Think about it. If the get rich quick schemes were legit, everyone would be rich by now. Making money online is hard work, but it can be done. If an online offer sounds too good to be true, it probably is.

O – Opt-in

The best way to go – permission marketing. Always give Opt-out methods, though.

P – Pageviews (not HITS)

Pageviews is the term you should use to describe traffic to your site. (Along with ‘Unique visitors’…) The metrics used to track the value of your site to an advertiser is likely to change over the coming years. Recent topics have said number of pageviews per visitor and time spent on site per visitor are more important. Stay as up to date on web analytics as you can.

Q – Questions

Don’t be afraid to ask questions. The Internet is a vast resource full of many great people who might be willing to help you out if only you asked.

R – Reciprocal Links

This refers to the practice of ‘trading links’ with other webmasters. While this is ok, generally, if the sites have a similar niche (even a broad one like ‘entertainment’), NON-recip links are generally worth more. (Stay away from the so called three way link exchanges, IMHO…) Again, build good content or unique content and people will link to it.

S – Stickiness

This refers how long people ‘stick around’ on your site. One of the better ways to have a sticky site is to encourage participation on the site in some way – user submitted content, comments, voting, etc.

T – Try new things

Don’t be afraid to think outside the box and try new things.
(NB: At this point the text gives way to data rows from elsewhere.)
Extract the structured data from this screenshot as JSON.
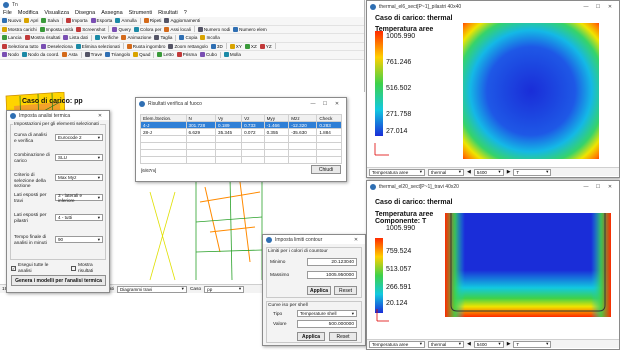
{
  "main": {
    "title": "Tn",
    "menu": [
      "File",
      "Modifica",
      "Visualizza",
      "Disegna",
      "Assegna",
      "Strumenti",
      "Risultati",
      "?"
    ],
    "toolbar1": [
      "Nuovo",
      "Apri",
      "Salva",
      "Importa",
      "Esporta",
      "Annulla",
      "Ripeti",
      "Aggiornamenti"
    ],
    "toolbar2": [
      "Mostra carichi",
      "Imposta unità",
      "Screenshot",
      "Query",
      "Colora per",
      "Assi locali",
      "Numero nodi",
      "Numero elem"
    ],
    "toolbar3": [
      "Lancia",
      "Mostra risultati",
      "Lista dati",
      "Verifiche",
      "Animazione",
      "Taglia",
      "Copia",
      "Incolla"
    ],
    "toolbar4": [
      "Seleziona tutto",
      "Deseleziona",
      "Elimina selezionati",
      "Ruota ingombro",
      "Zoom rettangolo",
      "3D",
      "XY",
      "XZ",
      "YZ"
    ],
    "toolbar5": [
      "Nodo",
      "Nodo da coord.",
      "Asta",
      "Trave",
      "Triangolo",
      "Quad",
      "Letto",
      "Prisma",
      "Cubo",
      "Molla"
    ],
    "canvas_label": "Caso di carico: pp",
    "status": {
      "nodes": "198 nodi",
      "elements": "300 elementi",
      "results_label": "Risultati",
      "results_value": "Diagrammi travi",
      "case_label": "Caso",
      "case_value": "pp"
    }
  },
  "thermal_dialog": {
    "title": "Imposta analisi termica",
    "group": "Impostazioni per gli elementi selezionati",
    "fields": [
      {
        "label": "Curva di analisi e verifica",
        "value": "Eurocode 2"
      },
      {
        "label": "Combinazione di carico",
        "value": "SLU"
      },
      {
        "label": "Criterio di selezione della sezione",
        "value": "Max Myz"
      },
      {
        "label": "Lati esposti per travi",
        "value": "3 - laterali e inferiore"
      },
      {
        "label": "Lati esposti per pilastri",
        "value": "4 - tutti"
      },
      {
        "label": "Tempo finale di analisi in minuti",
        "value": "90"
      }
    ],
    "check1": "Esegui tutte le analisi",
    "check2": "Mostra risultati",
    "button": "Genera i modelli per l'analisi termica"
  },
  "results_dialog": {
    "title": "Risultati verifica al fuoco",
    "columns": [
      "Elem./Sezion.",
      "N",
      "Vy",
      "Vz",
      "Myy",
      "Mzz",
      "Check"
    ],
    "rows": [
      [
        "4-J",
        "301.728",
        "0.189",
        "0.733",
        "-1.466",
        "-12.320",
        "0.283"
      ],
      [
        "28-J",
        "6.629",
        "35.345",
        "0.072",
        "0.355",
        "-35.630",
        "1.884"
      ]
    ],
    "footer_count": "[6/67m]",
    "close": "Chiudi"
  },
  "contour_dialog": {
    "title": "Imposta limiti contour",
    "group1": "Limiti per i colori di countour",
    "min_label": "Minimo",
    "min_value": "20.123040",
    "max_label": "Massimo",
    "max_value": "1005.950000",
    "apply": "Applica",
    "reset": "Reset",
    "group2": "Curve iso per shell",
    "type_label": "Tipo",
    "type_value": "Temperature shell",
    "value_label": "Valore",
    "value_value": "500.000000",
    "apply2": "Applica",
    "reset2": "Reset"
  },
  "thermal_window_1": {
    "title": "thermal_el6_sect[P~1]_pilastri 40x40",
    "case": "Caso di carico: thermal",
    "legend_title": "Temperatura aree",
    "legend_values": [
      "1005.990",
      "761.246",
      "516.502",
      "271.758",
      "27.014"
    ],
    "bottom_label": "Temperatura aree",
    "bottom_type": "thermal",
    "bottom_step": "5400",
    "bottom_var": "T",
    "colors": {
      "hot": "#ff2a00",
      "cold": "#1a2dd8"
    }
  },
  "thermal_window_2": {
    "title": "thermal_el20_sect[P~1]_travi 40x20",
    "case": "Caso di carico: thermal",
    "legend_title": "Temperatura aree",
    "legend_sub": "Componente: T",
    "legend_values": [
      "1005.990",
      "759.524",
      "513.057",
      "266.591",
      "20.124"
    ],
    "bottom_label": "Temperatura aree",
    "bottom_type": "thermal",
    "bottom_step": "5400",
    "bottom_var": "T"
  }
}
It might not be wise to do this a lot on your biggest money making site, but experimenting and trying new things allows you to find things that market your website(s) better.

U – Usability

Make your site user-friendly. Basically, this means it’s easy to understand and navigate around your site. If it’s easy for humans to read, most likely the search engines will have no trouble reading it. If you try to make a page for the search engines first, though, humans might find the site difficult to use and never come back. (And what’s the point, really, of one-off visitors? This isn’t a sustainable model in the long run, IMHO.)

V – Viral

In online marketing, viral is a good thing. This refers to what happens when one person tells two people about a website (or sends them an email) and those two people tell two people each, etc. This ties back to linkbaiting and creating great content.

W – WORLD Wide Web

Remember, that it is indeed a global playing field now. This can work for or against you. With so many global players, there’s still a lot of room on the ‘regional’ level (think the size of a state or smaller in the United States.) The bigger your target audience, though, the more potential you have for growth, traffic, etc.

X – Xerox

You want your brand to become so popular that it’s picked up as a generic term for something – ie Xerox, Kleenex, Google, etc.

Y – Youth

Study the youth marketing segment. As the young people of today grow up (never having known a world w/out the internet, w/out Google) they will be different than most consumers today.

Z – Zzzzz

Don’t forget to sleep every once in a while!